Morale and spirit is just as important as medical recovery in the Dons treatment room
It's not just the physical side of injury recovery the MK Dons medical staff have to cater for, but the mental side of it as well.
With players sidelined for varying lengths of time for different reasons and different levels of discomfort, the sight of the physio is often a negative one for footballers.
Simon Crampton, Head of Sports Science and Medicine at MK Dons, tries to keep his department as positive as possible, but admits it is easier said than done with some players.
However, with the likes of Alex Gilbey and George Williams this season, Crampton believes their work ethic and determination, as well as their positive personalities, help morale considerably.
"It's one of the most important aspects. I'll have to take players into my office and tell them they need an operation, or they have a significant injury. It's never a nice thing to do, especially when they're out for in excess of nine months or a year. Everybody reacts differently. We have to understand how people tick, and then we adapt our communication, how we work.
"In the week building up to the final game of the season, it was a very positive environment. We just kept looking at each other and saying “come on the Dons!” and it became our little phrase. We don't allow negativity in the treatment room, but there is inevitable disappointment and upset. But we have to react to that. It's really important to create a positive environment.
"On a Friday, we'll have different music playing when everyone gets their pre-match massages – Kieran Agard loves my barbecue mix! - we play different games, and we try and make the days as varied as we can.
>> Read part one of our interview with Simon Crampton here>> Read part two of our interview with Simon Crampton here"Whether they're with me, Adam (Ross), Matt (Willmot) or Tom (Bromley), we're all different personalities, so they players get different exposure. Each day, we try and make the plans different, whether it's changing the scenery to the gym over the road, or at the training ground, it's important to keep that variety.
"This season, we've got a really good squad. George Williams got injured and we expected it to take six months. He accepted it, he got his head down, worked hard at it and was back in four. He was a pleasure to work with and we've seen that in lots of different players. Mitch Hancox was the same.
"Alex Gilbey smashes rehab – we were told nine months out and he was back in six, and that's testament to his hard work.

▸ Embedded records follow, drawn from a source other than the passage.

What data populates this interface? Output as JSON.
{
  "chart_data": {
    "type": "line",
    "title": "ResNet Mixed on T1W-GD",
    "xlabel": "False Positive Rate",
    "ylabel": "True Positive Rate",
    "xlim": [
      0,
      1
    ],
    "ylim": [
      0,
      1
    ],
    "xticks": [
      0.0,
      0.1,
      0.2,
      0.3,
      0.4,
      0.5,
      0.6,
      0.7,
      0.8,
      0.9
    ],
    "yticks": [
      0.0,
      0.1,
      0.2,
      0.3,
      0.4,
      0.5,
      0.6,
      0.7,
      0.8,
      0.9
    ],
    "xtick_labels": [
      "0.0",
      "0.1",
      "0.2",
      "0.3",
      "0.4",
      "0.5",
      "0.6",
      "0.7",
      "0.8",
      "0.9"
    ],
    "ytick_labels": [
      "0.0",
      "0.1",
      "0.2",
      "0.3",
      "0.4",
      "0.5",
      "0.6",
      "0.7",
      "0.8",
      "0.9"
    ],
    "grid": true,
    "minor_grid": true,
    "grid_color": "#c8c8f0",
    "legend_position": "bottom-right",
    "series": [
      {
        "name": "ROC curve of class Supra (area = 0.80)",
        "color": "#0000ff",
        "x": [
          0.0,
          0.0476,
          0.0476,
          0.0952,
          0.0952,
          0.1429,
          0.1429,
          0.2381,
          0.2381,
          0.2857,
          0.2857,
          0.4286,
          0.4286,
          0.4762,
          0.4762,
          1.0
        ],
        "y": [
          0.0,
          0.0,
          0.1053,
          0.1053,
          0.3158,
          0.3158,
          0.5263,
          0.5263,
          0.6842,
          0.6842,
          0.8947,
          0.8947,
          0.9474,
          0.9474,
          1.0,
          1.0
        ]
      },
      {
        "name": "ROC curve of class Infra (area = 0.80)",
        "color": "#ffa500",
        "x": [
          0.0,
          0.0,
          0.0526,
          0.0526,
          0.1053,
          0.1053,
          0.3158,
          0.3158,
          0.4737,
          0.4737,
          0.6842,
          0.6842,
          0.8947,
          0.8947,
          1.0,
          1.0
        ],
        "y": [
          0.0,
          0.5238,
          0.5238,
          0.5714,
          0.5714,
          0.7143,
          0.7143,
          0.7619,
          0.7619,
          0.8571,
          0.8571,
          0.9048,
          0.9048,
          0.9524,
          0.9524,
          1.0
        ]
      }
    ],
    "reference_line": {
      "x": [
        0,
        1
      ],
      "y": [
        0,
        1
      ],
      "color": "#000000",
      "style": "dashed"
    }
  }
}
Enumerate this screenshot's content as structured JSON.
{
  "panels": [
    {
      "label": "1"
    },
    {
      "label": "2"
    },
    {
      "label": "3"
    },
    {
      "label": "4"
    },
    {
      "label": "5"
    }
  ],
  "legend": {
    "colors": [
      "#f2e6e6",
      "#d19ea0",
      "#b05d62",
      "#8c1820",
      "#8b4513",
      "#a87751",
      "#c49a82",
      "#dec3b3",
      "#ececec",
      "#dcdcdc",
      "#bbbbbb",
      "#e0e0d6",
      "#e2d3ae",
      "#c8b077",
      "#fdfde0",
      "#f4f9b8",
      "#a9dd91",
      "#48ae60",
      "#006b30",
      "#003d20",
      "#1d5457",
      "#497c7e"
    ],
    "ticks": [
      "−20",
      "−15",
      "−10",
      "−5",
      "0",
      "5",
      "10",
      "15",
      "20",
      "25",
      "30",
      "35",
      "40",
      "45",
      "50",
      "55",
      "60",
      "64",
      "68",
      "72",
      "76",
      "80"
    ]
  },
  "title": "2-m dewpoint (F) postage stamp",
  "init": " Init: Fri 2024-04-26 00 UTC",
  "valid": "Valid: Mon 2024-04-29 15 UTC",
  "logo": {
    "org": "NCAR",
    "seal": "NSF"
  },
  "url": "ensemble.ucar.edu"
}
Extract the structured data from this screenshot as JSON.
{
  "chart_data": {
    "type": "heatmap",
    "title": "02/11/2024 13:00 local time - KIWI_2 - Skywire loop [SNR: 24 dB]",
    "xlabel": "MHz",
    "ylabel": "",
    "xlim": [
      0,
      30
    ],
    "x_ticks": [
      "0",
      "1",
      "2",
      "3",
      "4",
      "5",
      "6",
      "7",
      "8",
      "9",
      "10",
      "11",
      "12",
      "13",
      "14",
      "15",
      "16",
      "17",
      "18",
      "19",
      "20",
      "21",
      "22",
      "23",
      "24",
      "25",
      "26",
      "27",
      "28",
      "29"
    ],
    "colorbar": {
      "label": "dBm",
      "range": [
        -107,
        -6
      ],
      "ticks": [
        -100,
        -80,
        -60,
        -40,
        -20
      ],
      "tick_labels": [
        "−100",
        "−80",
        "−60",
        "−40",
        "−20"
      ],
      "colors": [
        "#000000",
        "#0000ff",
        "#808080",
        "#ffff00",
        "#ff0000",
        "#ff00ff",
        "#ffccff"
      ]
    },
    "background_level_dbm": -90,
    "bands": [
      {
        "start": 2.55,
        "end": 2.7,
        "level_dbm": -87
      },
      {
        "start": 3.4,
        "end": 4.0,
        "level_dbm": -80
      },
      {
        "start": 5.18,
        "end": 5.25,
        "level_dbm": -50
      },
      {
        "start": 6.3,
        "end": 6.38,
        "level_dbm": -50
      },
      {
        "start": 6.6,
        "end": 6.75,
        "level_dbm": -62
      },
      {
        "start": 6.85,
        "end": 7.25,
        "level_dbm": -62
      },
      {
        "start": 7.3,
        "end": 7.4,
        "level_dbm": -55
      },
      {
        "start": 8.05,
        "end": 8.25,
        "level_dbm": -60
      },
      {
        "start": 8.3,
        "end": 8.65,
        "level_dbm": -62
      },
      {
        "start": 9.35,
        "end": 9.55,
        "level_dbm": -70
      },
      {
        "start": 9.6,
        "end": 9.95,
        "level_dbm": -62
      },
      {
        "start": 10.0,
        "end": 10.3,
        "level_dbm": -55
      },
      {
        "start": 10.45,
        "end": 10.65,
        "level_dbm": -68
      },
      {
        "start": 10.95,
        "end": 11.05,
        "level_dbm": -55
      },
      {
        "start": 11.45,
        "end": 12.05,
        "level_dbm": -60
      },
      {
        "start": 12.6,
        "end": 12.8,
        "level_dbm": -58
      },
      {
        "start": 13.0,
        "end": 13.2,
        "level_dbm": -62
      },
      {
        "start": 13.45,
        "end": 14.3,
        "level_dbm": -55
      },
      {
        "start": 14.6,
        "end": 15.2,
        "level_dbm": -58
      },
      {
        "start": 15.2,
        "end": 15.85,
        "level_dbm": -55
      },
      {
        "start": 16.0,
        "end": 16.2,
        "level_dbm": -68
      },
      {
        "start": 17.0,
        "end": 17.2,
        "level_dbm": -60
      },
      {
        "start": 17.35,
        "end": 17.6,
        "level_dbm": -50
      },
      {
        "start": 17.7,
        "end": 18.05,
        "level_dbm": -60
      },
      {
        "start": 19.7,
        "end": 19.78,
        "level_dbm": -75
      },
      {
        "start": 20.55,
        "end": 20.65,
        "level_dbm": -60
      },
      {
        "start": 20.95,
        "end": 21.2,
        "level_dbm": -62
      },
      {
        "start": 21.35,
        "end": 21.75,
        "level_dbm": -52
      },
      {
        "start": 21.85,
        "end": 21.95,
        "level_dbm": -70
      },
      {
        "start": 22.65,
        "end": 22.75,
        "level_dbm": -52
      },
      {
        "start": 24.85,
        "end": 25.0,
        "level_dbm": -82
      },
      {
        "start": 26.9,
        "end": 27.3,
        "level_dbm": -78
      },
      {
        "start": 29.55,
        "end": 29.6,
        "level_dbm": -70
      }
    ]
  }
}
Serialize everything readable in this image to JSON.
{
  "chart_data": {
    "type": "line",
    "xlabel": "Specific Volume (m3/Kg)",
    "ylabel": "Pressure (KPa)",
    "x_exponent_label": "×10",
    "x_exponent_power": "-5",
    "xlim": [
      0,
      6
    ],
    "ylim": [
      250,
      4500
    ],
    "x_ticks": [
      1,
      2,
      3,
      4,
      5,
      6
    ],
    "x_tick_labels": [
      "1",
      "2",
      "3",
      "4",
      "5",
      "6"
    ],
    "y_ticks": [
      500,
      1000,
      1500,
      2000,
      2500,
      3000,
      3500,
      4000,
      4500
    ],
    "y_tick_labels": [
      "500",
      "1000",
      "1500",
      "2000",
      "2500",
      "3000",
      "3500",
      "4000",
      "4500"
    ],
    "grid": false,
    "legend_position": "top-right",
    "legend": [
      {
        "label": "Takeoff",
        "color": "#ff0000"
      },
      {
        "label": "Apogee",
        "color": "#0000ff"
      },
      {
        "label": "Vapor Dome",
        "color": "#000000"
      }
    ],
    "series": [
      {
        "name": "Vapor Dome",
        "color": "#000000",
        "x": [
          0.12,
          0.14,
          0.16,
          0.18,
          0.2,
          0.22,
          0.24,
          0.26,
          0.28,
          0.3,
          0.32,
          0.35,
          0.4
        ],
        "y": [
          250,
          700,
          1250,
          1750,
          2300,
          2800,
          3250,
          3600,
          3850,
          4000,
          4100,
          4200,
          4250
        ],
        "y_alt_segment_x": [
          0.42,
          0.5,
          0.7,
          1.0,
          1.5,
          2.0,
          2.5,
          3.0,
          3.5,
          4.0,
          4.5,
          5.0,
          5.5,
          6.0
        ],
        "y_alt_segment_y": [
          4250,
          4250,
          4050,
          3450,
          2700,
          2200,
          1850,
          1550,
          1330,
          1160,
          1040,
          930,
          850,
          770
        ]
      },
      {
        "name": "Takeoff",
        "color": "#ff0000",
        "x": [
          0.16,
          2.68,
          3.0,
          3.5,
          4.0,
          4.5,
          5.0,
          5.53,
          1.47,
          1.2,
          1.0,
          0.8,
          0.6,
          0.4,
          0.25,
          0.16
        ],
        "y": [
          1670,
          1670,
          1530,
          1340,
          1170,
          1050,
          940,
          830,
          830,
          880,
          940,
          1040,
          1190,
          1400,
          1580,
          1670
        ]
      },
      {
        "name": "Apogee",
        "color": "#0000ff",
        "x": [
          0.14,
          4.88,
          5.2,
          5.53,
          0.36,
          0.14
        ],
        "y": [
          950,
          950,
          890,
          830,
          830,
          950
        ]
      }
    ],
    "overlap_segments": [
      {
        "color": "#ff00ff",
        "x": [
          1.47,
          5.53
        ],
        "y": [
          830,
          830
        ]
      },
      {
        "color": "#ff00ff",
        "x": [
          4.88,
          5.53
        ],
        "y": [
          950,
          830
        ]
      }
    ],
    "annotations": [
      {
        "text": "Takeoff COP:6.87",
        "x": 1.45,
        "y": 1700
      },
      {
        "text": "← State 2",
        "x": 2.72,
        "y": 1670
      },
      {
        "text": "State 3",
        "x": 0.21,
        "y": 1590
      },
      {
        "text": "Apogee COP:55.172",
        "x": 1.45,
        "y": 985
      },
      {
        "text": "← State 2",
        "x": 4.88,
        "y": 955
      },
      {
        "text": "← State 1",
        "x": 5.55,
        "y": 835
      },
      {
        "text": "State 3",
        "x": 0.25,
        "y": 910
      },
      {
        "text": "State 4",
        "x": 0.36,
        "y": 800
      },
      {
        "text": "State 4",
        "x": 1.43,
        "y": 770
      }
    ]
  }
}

Those characters bring up the others who can be negative or are struggling with it. Their drive is infectious and it carries everyone through.
"If I see someone struggling, there will always be someone who has had a similar injury or has been through a similar time, and we can get them to have a chat. There are some characters though who are more difficult to deal with!"
Gilbey's ankle injury, picked up against Yeovil in March, ruled him out for the rest of the season. A year earlier, the midfielder was also sidelined with a major knee injury which threatened to keep him out for nine months. Stuck in the treatment room with Joe Walsh and academy product Dylan Asonganyi, the trio formed a strong bond, with Walsh and Gilbey both helping the teenager through his injury.
And Crampton admits the bonds formed between players while they are injured often go further than just football.
"You see real friendships being made. Football is a difficult world, trying to get people from different walks of life coming together, and they might not get along outside of football. But when they're in the treatment room for a few months, it irons out and they become good friends.
"There was a real love story between Alex, Joe and Dylan, who had never been injured before. They really helped him through that tricky period. Joe and Alex I think will be lifelong friends now, and Baily (Cargill) too. And they'll be uncles or big brothers to Dylan. It forges a lot of relationships."
Gilbey's positivity and dedication to his recovery, Crampton believes, also helped him recover from the knee injury much quicker, returning in six months rather than nine as doctors had predicted.
He continued: "Alex had that horrendous knee injury, we reacted quickly, we had machinery sent to his house to continuously keep the knee moving through the process, and he was living in that. That was a time when we had to be so careful and sensible, and he had to follow everything to the T, and he did. He was a fantastic pro for that.
"For his rehab, he smashed it. We had a few that went very well, but this one went really well.
"He had done 1 million metres in games until his injury. While Adam worked with him in the gym, Matt and Tom played their part too, a lot of the credit has to go to Alex himself."